All news

Russia bans militia group named after national heroes as terrorist organization

The group’s head Vladimir Kvachkov, a former intelligence colonel, was sentenced to 8 years in a top security prison for a coup attempt in 2013

MOSCOW, August 12 /TASS/. Russia’s Supreme Court on Wednesday upheld a court decision to recognize the Minin and Pozharsky Public Militia movement as a terrorist organization and ban its activities in Russia.

The group is headed by the former intelligence colonel Vladimir Kvachkov who is serving an eight-year sentence in a top security prison for a coup attempt.

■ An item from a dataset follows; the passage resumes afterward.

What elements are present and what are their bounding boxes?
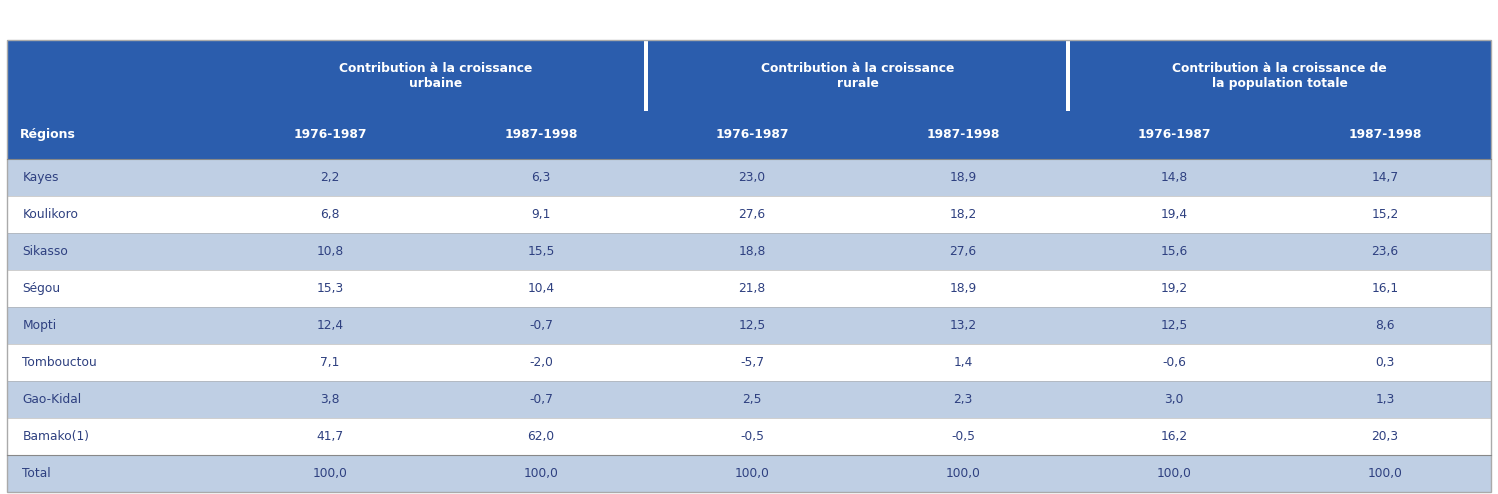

"The court has turned down an appeal of the counsel for the defense," Kvachkov’s lawyer Oksana Mikhalkina told TASS.

Earlier, the Moscow city court recognized the Minin and Pozharsky Public Militia group, an all-Russia public movement, to be a terrorist organization and banned its activities in Russia.

The decision came into force on Wednesday, August 12.

Earlier, Kvachkov was charged with leading a shooting and bombing attack in 2005 on a convoy carrying Rusnano chief Anatoly Chubais, who at the time was head of national power monopoly Unified Energy System.

Chubais, an architect of the liberal reforms in the 1990s, is reviled by many for the chaos that accompanied the country's rapid transition to a market economy.

A jury cleared Kvachkov and his associates of all the charges in 2008. The Supreme Court overturned the decision in 2009 and a retrial ended with another acquittal in September, upheld by the Supreme Court. The state paid the retired colonel 450,000 roubles (about 7,000 US dollars) in compensation for the illegal criminal prosecution.

Kvachkov was convicted again in 2013 on charges of an attempt to organize an armed uprising and for recruitment and involvement of people into terrorist activities.

Colonel Kvachkov organized the Minin and Pozharsky Public Militia movement in February 2009. He used the names of Kuzma Minin and Count Dmitry Pozharsky, the two national heroes who led an uprising against Polish invaders early in the 17th century and finally liberated Moscow and the rest of Russia from the Poles, in the organization’s name.